In a hard hitting report, Professor Stanfield stated that, “the centre of the power struggle in BIUST governance is over jostling for positioning to gain advantage in tender contracts and to reward high status to the overly ambitious; it has nothing to do with the education of students let alone the development of a research university of first rank.
In fact, the composition of the board of which the ousted Council Chair presided and the former Vice Chancellor reported to did not include any one with extensive understanding of how research universities let alone just universities should be governed let alone having deep understanding of university structures and cultures.

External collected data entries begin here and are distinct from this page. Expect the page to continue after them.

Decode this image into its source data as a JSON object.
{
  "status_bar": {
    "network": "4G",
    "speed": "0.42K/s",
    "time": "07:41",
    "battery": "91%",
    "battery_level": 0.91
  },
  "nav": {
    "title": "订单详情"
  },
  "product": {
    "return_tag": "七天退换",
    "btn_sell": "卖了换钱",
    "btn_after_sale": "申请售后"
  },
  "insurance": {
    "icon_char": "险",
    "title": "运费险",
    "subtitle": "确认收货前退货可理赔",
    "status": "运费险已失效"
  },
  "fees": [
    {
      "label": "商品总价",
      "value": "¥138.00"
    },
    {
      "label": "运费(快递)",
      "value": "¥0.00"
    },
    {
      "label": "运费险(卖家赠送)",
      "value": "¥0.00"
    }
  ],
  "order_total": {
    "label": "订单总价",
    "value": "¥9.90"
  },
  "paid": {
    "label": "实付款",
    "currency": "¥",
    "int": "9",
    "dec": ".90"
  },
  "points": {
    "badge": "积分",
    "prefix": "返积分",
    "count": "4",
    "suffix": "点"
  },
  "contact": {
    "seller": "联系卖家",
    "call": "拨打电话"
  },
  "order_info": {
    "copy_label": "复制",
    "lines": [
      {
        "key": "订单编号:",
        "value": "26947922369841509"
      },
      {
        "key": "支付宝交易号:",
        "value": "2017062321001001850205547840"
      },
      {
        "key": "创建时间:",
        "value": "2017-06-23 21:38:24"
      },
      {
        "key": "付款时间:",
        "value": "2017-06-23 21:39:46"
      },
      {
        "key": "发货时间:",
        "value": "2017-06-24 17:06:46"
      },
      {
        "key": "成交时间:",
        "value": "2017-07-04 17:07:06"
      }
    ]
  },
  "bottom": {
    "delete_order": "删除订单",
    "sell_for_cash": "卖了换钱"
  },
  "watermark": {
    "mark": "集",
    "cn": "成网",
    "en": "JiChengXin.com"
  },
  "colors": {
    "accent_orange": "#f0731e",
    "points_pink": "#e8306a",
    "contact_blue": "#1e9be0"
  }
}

It is common place around the world for governing boards of public universities with board chairs and members with possible business and other interests which propensity to be of conflict of interest with the university such as real estate and housing and the employment of relatives. Suspicions that board leadership and members may abuse their power through pressing for policies and other actions which would be financially beneficial to them can be allayed through firmly enforced conflict of interests policies.” Unconfirmed reports, state the acting BIUST Vice Chancellor has cautioned Professor Stanfield that he may be summoned for a disciplinary hearing over the essay. Professor Stanfield is BIUST Interim Distinguished Professor and was appointed as the Founding Director of the Mogae International Development and Governance Research Institute. He has over 20 years experiences in African public universities.
His censor for expressing his academic freedom and freedom of expression harks back on the expulsion of former University of Botswana, Professor Kenneth Good from the country for publishing a paper viewed as subversive by government.